11Iedereen stroomde samen in de zuilenhal van Salomo, waar Petrus en Johannes door de man werden vastgehouden. Toen Petrus al die mensen zag, zei hij: ‘Mannen van Israël, waarom bent u zo verbaasd? Wat staat u ons aan te staren? 12U denkt toch niet dat wij deze man door onze eigen kracht of godsdienstigheid hebben laten lopen? 13De God van Abraham, Isaak en Jakob geeft hiermee eer aan zijn dienaar Jezus, die door u aan de Romeinen is uitgeleverd. 14U hebt Hem afgewezen, zelfs toen Pilatus vond dat Hij vrijgelaten moest worden. 15Tegenover deze heilige en rechtvaardige man bleef u vijandig, maar u eiste de vrijlating van een moordenaar!
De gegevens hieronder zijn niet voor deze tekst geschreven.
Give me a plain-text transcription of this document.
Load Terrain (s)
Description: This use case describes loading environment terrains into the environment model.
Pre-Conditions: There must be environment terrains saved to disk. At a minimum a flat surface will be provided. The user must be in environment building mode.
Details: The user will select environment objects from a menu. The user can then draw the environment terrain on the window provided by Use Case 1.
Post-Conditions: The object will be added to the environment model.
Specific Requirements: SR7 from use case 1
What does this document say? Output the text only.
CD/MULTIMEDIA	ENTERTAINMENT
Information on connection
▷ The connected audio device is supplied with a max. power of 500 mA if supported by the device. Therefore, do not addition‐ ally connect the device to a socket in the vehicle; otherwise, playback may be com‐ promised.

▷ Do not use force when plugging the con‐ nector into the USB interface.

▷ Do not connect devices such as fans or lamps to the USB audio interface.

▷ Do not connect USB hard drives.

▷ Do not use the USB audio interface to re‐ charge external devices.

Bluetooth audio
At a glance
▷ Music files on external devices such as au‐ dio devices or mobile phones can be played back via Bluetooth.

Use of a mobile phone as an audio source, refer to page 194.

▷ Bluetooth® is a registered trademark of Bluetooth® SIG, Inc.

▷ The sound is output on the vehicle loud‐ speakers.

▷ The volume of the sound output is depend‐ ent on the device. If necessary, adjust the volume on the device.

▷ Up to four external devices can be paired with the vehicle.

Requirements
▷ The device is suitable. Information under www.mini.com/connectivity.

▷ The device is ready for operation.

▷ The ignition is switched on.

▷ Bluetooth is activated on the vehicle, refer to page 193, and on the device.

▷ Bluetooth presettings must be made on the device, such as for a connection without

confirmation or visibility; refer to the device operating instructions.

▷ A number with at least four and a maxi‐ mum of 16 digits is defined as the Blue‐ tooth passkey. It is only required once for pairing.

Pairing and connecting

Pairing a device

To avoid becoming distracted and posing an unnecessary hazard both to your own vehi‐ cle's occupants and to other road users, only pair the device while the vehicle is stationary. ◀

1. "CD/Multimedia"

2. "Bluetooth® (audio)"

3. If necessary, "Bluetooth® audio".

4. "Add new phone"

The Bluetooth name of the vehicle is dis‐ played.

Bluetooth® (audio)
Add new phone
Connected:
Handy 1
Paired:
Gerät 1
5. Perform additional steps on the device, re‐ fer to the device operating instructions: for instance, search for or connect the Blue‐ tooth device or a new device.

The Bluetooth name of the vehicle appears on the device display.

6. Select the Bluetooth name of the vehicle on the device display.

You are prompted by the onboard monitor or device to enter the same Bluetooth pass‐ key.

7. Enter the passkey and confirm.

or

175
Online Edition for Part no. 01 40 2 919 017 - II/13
Daarmee bent u de moordenaars van de Levensvorst geworden. Maar God heeft Hem uit de dood teruggebracht in het leven. Wij zijn daar getuigen van. 16Jezus heeft deze lamme man genezen. Door ons geloof in Jezus is hij volkomen gezond geworden. U ziet het zelf! 17Broeders, ik weet dat u indertijd niet besefte wat u deed en uw leiders ook niet. 18Maar langs deze weg heeft God zijn plan uitgevoerd. Want lang van tevoren had Hij al door zijn profeten gezegd dat zijn Christus veel zou lijden. 19Heb er dus berouw over en bekeer u tot God, dan zal Hij uw zonden wegdoen, 20zodat een tijd van verfrissing aanbreekt als u met de Here leeft. Hij zal dan de Christus naar u toe sturen die Hij voor u bestemd heeft: Jezus, 21die naar de hemel moest teruggaan tot de tijd van het volledige herstel. Over die tijd heeft God vanaf het begin al gesproken door zijn heilige profeten. 22Zo zei Mozes bijvoorbeeld: “De Here God zal uit uw midden een profeet laten opstaan, iemand zoals ik. U moet luisteren naar alles wat Hij tegen u zeggen zal. 23Maar wie niet naar Hem luistert, zal gedood worden!” 24Ook Samuël en alle andere profeten die na hem kwamen, hebben dit voorspeld. 25U bent nakomelingen van de profeten. En wat God uw voorouders heeft beloofd, geldt ook voor u. God heeft immers tegen Abraham gezegd dat zijn nageslacht alle volken van de wereld tot zegen zal zijn? 26God heeft zijn dienaar Jezus in de eerste plaats laten opstaan om u te zegenen, zodat u het kwaad de rug zult toekeren.’